LES FAITS

À l’heure des retours de vacances et alors que le déferlement des outils numériques a bouleversé la frontière vie professionnelle/ vie privée, 23 % seulement des cadres affirment se déconnecter en dehors de leur temps de travail, selon une étude Apec, alors que plus de trois quarts pensent que ces outils ont un impact globalement négatif sur leur vie personnelle.

Dans ce cadre, après cinq mois de conflit social, la loi Travail définitivement adoptée et publiée au JO le 9 août 2016 instaure un droit à la déconnexion du salarié. Il s’inspire du rapport remis par Bruno Mettling, directeur général d’Orange chargé des ressources humaines, ayant insisté sur l’importance de trouver des solutions face au danger réel en matière de santé au travail des salariés submergés par la connexion permanente et menacés d’infobésité. Intégré au chapitre III consacré à l’adaptation du droit du travail à l’ère du numérique, l’article 25 de la loi modifie l’article L.2242-8 du Code du travail. En pratique, cet article dispose que le droit à la déconnexion et ses « modalités du plein exercice par le salarié » ainsi que « la mise en place par l’entreprise de dispositif de régulation de l’utilisation des outils numériques » feront partie des sujets abordés chaque année lors de la négociation obligatoire dans les entreprises sur la qualité de vie au travail, afin « d’assurer le respect des temps de repos et de congés, ainsi que de la vie personnelle et familiale ». L’objectif affiché du droit à la déconnexion relève donc de la protection de la santé des salariés, avec pour finalités l’amélioration de la qualité de vie et l’équilibre entre vie professionnelle et vie personnelle. Conformément à l’esprit général de la loi, la priorité est donnée à la négociation avec les partenaires sociaux. Les entreprises de plus de 50 salariés disposant d’un délégué syndical devront engager une discussion dans le cadre de la négociation annuelle obligatoire. En revanche, il n’y a pas d’obligation de résultat puisqu’à défaut d’accord, il est seulement prévu que ces modalités devront obligatoirement faire l’objet d’une charte élaborée par l’employeur après avis du comité d’entreprise ou, à défaut, des délégués du personnel. Cette charte prévoira notamment la mise en œuvre « d’actions de formation et de sensibilisation à un usage raisonnable des outils numériques », au profit de l’ensemble des salariés. Le droit à la déconnexion doit donc être co-construit entre employeur et salariés.
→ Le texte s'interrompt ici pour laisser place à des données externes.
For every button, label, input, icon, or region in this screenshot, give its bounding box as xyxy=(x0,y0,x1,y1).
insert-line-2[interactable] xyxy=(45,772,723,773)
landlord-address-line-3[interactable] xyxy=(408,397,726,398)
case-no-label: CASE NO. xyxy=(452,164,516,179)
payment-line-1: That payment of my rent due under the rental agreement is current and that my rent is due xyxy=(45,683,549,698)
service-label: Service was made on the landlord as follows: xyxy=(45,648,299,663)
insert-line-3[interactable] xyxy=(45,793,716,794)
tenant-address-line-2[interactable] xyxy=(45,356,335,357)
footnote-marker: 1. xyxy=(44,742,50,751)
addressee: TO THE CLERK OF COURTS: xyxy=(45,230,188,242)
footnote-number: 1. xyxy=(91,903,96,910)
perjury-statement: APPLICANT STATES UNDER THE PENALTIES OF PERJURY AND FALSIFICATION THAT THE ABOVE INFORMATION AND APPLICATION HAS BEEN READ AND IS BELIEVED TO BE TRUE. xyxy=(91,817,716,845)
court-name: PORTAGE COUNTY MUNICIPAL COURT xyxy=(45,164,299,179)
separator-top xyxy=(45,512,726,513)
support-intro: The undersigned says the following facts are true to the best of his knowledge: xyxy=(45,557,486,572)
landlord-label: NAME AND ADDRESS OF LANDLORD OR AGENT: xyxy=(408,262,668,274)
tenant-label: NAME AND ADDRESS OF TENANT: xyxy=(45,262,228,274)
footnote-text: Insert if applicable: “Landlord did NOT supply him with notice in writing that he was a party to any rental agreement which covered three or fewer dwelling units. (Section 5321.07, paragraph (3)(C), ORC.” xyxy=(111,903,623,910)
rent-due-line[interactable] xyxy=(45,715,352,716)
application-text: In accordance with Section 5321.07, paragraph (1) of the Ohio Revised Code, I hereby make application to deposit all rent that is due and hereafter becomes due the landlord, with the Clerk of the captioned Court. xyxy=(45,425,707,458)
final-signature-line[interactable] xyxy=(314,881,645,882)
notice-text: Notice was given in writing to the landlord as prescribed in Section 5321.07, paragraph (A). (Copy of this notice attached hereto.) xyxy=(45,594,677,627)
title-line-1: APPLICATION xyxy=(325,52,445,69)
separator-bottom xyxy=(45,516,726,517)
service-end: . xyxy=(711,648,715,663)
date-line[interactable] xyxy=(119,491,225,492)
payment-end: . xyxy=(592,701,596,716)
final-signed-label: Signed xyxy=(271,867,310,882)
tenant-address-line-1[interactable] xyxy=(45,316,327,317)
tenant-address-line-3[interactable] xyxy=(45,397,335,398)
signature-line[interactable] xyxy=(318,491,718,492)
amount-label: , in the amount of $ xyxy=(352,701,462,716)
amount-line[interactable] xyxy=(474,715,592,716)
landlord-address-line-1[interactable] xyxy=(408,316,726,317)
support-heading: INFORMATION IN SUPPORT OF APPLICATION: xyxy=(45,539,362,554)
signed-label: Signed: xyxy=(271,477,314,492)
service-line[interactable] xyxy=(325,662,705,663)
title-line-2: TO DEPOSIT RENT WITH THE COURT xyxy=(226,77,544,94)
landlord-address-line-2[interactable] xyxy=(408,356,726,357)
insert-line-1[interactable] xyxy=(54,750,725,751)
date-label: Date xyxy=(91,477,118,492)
DES PRATIQUES DE DÉCONNEXION DÉJÀ EXISTANTES

Ce droit à la déconnexion s’inscrit dans la lignée des dispositions déjà mises en œuvre par l’article 4.8.1 de l’accord de branche Syntec du 1er avril 2014. Dans ce cadre, a été négocié et mis en place tout un panel de mesures plus ou moins souples ou contraignantes suivant les entreprises. Parmi les pratiques relevées, citons le blocage des e-mails entre 20h et 7h du matin et le week-end, l’envoi différé d’e-mails passé 19h-20h, un système de contrôle des connexions des cadres à distance le week-end et lors des congés, avec signalement au manager en cas d’excès (groupe Michelin), ou encore l’instauration d’une journée sans mails une fois par mois afin de sensibiliser les salariés et renforcer les échanges directs (notamment PriceMinister, Canon et Sodexo).

 

 

CE QU’IL FAUT RETENIR

Avec l’adoption de la loi Travail, le socle législatif vient renforcer le droit à la déconnexion des salariés. Il est impératif pour les entreprises de mettre en place des instruments de régulation de l’outil numérique en vue de l’entrée en vigueur de ce droit prévue au 1er janvier 2017.